До родного города я добрался в сентябре 1917 гола. Каштаны на Дерибасовской были уже в пурпурных с коричневыми краями листьях, на море бушевали осенние штормы, иногда ложились густые туманы, и непонятно было, где ревущее море, где небо, где земля. На Привозе продавали огромные полосатые арбузы из Херсона, копченую серебристую кефаль, черный виноград «Изабелла», пахучие серо-желтые плитки подсолнечного жмыха, которые одесситы приобретали особенно бойко — начались перебои с хлебом. С десяти часов вечера объявлялся комендантский час. В оперном театре давали «Евгения Онегина», и Ленский на дуэль выходил с красным революционным бантом на груди, а на Потемкинской лестнице в середине дня, если пригревало солнышко, в серые гнезда собирались беспризорники. Когда я возвращался домой поздно вечером — с митинга или с занятий боевого отряда, где бойцами были большевики и эсеры (мы совместно готовились к боям за Советскую власть в Одессе, понимая, что без баррикад не обойтись), мама, встречая меня, голодного, грязного после занятий на плацу стадиона бывшего клуба «Генрих Вайтер и К°», с кобурой револьвера на боку, — бедная мамочка обнимала младшего сына и плакала.

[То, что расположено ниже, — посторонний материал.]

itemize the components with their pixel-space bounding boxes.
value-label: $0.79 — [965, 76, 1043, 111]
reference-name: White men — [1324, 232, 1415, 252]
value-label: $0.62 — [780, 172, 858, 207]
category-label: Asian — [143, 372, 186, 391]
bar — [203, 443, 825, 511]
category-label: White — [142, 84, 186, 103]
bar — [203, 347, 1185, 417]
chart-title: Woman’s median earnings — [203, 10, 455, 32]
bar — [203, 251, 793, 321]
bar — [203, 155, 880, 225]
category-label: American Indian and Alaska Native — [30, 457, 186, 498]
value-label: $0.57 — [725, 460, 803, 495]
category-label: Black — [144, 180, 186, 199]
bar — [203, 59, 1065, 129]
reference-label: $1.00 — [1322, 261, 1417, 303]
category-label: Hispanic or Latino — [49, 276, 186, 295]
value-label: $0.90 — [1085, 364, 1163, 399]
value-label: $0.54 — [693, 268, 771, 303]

— Чует мое сердце — ты, Яшечка, пропал! Ваша окаянная революция раздавит тебя, как не знаю кого. Как клопа в спальне толстой Блюмы, — Блюма, торговка парфюмерией с лотка у кафе «Грезы», что возле Люка на Приморском бульваре, была нашей соседкой. — Ты видел, сколько у нее раздавленных клопов на стене с картиной «Волхвы с дарами Христу»? И этот твой револьвер! Ты что, собираешься убивать живых людей? Я ненавижу его!..
А я его любил. Я гордился своим револьвером. Я уже знал, какая в нем заключается сила. И власть, граждане и товарищи! Власть, которая…
Фу ты! Ключ гремит в скважине двери. Обед позади, прогулка была, ужинать рано. Значит, опять на допрос. Хорошо, что сижу на родной Лубянке. Пока… Кое-кто из бывших товарищей здесь. Бумагу и карандаш дали: «Все подробно, автобиографию от „а“ до „я“. Будет исполнено, гражданин начальник! Что? Да иду же… Я вам не Ванька-Встанька. Вот… Поднялся. Только число поставлю. Для истории.
18.Х. 1929. Лубянка, ОПТУ, внутренняя тюрьма, камера № 14».
Будет ли у Якова Григорьевича Блюмкина в нашем правдивом повествовании время, вернее возможность, дописать свою кроваво-романтическую автобиографию? Кто знает… Поэтому доведем жизнеописание нашего героя хотя бы до мая 1918 года, когда начались уже известные читателям события в Москве.
Итак, Одесса осенью 1917 года. В портовом городе начинаются революционные бои за власть: «Да здравствуют Советы рабочих, солдатских, матросских и крестьянских депутатов!», «Хай жывэ самостийна Украина вид Кыева до Бэрлыну!»
В январе 1918 года в результате жестоких уличных боев большевистско-эсеровских отрядов с войсками Центральной рады и гайдамаками в Одессе устанавливается Советская власть, и бесстрашный, яростный, переполненный революционным энтузиазмом Яков Блюмкин в гуще событий.
Но не только революция сотрясает страну — продолжается Первая мировая война, и новорожденная республика Советов в критическом положении: на Украине части совсем недавно созданной Красной Армии ведут тяжелые бои с наступающими войсками Германии, которые действуют в союзе с Центральной радой. И солдаты на фронтах не знают, что в Брест-Литовске уже начались сепаратные переговоры с немцами. «Только заключив немедленный мир, — убежден Ленин, — на любых условиях, мы спасем революцию».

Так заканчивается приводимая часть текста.